Rozdział 25

4.3K 145 120
                                    

Nareszcie mogę zdjąć z siebie tę sukienkę.

Pomimo tego, jak śliczna ona była, nie wytrzymałabym w niej kolejnej minuty, bo nawet godzina w niej była równie męcząca co przebiegnięcie maratonu. Uważanie na wszystkie miejsca, gdzie mogłaby się zahaczyć, unikanie rzeczy, od których mogłaby się poplamić. Przy dotychczasowej bluzce i spodniach nie ma takich problemów, a do tego są zdecydowanie wygodniejsze, nawet jeśli chodzi o siedzenie.

Szczęśliwa wróciłam do naszego "kącika" gdzie czekali już na mnie nauczycielka z Matt'em, który tak jak ja nie musi się już męczyć ze swoim eleganckim strojem. I jak widzę, równie mocno, jak ja, jest z tego powodu zadowolony.

– Dobra, jesteśmy w komplecie! – zawołała Nathalie z uśmiechem od ucha do ucha. – Jestem z was mega dumna! To było coś pięknego, a oglądając wasz występ, aż się popłakałam. Naprawdę, wspaniałe, zwłaszcza to ocieranie łzy, san fakt, że w ogóle udało ci się ją z siebie uronić... Albo moment, kiedy zakładałeś jej pasemko za ucho – opowiadała zafascynowana nauczycielka, na co zerknęłam lekko zażenowana w stronę chłopaka, który prawdopodobnie czuł dokładnie to samo co ja. Mam cichą nadzieję, że w rzeczywistości wyglądało to lepiej, niż sobie to w tej chwili wyobraziłam. – A cóż to za miny?

– Nie wolno mnie chwalić – zaczęłam z delikatnym uśmiechem. – Jeżeli ktoś będzie mi regularnie schlebiał, przyzwyczaję się i boję się, że mogłoby to się skończyć tym, że przestanę się starać. Po prostu im częściej coś słyszymy, tym bardziej w to zaczynamy wierzyć.

Nie mówiąc o tym, że im dłużej ktoś mówi mi o czymś, co zrobiłam, tym bardziej wydaje mi się to tandetne. Choćby tak jak teraz.

– Zależy, jak na to spojrzysz – wtrącił się chłopak. – Ja na przykład twierdzę, że im częściej wypowiadamy na głos jakieś życzenie i w nie wierzymy, tym większa jest szansa, że się ono spełni.

– W takim razie... życzę sobie, byśmy nie zajęli ostatniego miejsca, bo chyba zapadłabym się pod ziemię z tego wstydu.

Wszystko, tylko błagam nie ostatnie miejsce. Oraz nie pierwsze.
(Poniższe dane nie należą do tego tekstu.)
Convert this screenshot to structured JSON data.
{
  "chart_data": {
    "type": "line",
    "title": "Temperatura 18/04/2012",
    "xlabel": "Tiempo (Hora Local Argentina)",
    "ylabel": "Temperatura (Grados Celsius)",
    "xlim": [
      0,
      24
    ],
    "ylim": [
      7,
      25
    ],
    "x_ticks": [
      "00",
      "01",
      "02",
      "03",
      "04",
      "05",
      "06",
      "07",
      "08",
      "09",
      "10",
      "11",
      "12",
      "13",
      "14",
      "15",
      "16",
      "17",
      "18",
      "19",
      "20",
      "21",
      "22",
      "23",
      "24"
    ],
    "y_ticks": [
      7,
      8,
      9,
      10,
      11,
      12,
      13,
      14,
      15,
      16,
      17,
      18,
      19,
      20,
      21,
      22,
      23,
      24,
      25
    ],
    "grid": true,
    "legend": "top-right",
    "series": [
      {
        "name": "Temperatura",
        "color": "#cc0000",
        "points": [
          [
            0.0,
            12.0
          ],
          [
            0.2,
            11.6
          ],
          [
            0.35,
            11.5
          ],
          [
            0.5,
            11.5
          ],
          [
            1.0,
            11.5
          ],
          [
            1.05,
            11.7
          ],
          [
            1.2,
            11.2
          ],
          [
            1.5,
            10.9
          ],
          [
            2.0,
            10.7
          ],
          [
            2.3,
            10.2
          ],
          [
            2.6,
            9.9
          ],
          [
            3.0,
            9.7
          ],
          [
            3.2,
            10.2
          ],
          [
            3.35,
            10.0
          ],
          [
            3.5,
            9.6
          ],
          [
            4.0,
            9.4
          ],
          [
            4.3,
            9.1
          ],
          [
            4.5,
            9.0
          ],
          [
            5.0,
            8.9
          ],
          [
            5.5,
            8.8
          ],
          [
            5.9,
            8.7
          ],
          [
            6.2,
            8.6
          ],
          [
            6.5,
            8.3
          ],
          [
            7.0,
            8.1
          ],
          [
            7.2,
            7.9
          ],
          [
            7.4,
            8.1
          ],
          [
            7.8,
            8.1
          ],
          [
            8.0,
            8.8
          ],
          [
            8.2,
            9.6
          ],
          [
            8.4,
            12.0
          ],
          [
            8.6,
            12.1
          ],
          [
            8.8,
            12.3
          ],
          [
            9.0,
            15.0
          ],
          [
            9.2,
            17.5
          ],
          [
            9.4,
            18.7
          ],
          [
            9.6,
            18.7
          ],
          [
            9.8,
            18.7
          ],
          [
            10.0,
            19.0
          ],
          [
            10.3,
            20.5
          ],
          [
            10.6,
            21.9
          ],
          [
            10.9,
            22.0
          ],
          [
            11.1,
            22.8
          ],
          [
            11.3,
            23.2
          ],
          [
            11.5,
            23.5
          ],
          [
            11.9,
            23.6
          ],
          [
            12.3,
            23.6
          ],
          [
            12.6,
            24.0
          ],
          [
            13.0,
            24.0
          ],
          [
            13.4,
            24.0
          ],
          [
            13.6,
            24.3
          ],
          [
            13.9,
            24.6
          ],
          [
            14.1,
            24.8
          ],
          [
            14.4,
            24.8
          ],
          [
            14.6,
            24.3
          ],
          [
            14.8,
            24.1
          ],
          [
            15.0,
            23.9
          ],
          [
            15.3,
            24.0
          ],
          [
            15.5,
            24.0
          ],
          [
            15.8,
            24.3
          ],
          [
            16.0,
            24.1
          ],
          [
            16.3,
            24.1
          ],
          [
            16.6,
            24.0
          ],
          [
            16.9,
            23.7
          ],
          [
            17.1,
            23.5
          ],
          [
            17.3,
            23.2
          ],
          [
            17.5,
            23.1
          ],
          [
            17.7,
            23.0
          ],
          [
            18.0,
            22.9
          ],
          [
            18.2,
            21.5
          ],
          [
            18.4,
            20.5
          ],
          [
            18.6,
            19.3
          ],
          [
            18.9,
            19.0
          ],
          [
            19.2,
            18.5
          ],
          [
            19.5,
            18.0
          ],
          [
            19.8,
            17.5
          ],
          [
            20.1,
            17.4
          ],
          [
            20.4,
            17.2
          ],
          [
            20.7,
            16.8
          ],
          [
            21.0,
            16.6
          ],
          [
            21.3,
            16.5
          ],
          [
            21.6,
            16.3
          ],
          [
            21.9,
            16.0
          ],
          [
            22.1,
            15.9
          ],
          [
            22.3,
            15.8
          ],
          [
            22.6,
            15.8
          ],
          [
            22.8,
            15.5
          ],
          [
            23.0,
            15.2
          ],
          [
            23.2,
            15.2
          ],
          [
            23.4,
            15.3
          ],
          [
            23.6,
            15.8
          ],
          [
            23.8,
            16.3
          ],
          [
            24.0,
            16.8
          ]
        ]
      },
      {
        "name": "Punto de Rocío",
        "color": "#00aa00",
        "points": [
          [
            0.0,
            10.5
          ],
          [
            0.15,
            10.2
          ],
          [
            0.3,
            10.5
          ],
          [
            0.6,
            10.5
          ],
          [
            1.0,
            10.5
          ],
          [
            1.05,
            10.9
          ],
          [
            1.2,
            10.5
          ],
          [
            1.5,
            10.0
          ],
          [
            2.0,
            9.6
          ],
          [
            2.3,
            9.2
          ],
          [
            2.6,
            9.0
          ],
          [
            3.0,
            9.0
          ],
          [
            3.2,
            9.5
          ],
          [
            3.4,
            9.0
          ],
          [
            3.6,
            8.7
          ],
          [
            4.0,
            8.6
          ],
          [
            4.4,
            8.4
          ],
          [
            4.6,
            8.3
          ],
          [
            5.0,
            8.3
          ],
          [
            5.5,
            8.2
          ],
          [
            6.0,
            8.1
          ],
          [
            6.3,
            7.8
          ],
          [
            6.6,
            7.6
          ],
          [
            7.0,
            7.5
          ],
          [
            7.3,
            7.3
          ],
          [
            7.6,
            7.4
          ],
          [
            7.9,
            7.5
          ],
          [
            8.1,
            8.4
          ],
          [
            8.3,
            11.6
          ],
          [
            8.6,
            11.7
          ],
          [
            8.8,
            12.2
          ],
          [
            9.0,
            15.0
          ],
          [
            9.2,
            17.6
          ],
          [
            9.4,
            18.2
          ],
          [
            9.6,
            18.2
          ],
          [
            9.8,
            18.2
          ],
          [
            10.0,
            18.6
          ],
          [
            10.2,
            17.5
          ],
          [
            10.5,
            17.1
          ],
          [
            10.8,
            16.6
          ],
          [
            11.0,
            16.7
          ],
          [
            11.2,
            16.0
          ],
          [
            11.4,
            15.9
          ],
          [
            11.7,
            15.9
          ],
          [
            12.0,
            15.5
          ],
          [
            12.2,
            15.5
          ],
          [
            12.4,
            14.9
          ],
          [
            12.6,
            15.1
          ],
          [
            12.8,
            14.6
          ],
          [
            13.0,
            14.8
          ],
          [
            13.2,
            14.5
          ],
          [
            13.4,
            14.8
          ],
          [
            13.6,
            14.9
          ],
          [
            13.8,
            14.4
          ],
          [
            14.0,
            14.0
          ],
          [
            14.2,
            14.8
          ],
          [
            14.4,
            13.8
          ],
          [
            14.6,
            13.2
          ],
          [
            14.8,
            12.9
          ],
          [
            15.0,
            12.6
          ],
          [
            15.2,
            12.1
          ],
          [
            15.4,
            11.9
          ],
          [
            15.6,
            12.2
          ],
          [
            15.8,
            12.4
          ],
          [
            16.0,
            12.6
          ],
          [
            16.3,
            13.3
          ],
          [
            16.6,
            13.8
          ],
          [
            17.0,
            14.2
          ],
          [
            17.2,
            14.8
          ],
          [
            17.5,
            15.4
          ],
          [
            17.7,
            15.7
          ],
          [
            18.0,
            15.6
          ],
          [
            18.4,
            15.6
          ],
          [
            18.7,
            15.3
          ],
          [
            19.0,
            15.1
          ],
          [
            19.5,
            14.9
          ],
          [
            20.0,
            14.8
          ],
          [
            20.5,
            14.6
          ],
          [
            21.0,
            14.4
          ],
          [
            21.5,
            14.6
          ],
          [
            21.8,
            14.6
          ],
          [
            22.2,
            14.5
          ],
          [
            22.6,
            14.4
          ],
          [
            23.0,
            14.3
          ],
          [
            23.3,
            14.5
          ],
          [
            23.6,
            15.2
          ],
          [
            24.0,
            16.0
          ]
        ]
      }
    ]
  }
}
– Wracając do wcześniejszego tematu – wtrąciła Nathalie, lekko już się uspokajając – za chwilę nastąpi ogłoszenie wyników, więc chodźmy już usiąść, zanim pojawi się większa liczba ludzi. – Kobieta wstała z krzesła, dając nam jednocześnie do zrozumienia, że mamy iść za nią. Idąc w stronę sali występowej, minęliśmy paru uczestników konkursu. Jedni próbowali się uspokoić przed ogłoszeniem wyników, inni wydzwaniali po rodzinie, by opowiedzieć, że są po występie, kolejni natomiast niewzruszeni szukali czegoś po telefonie, lub poznawali inne osoby.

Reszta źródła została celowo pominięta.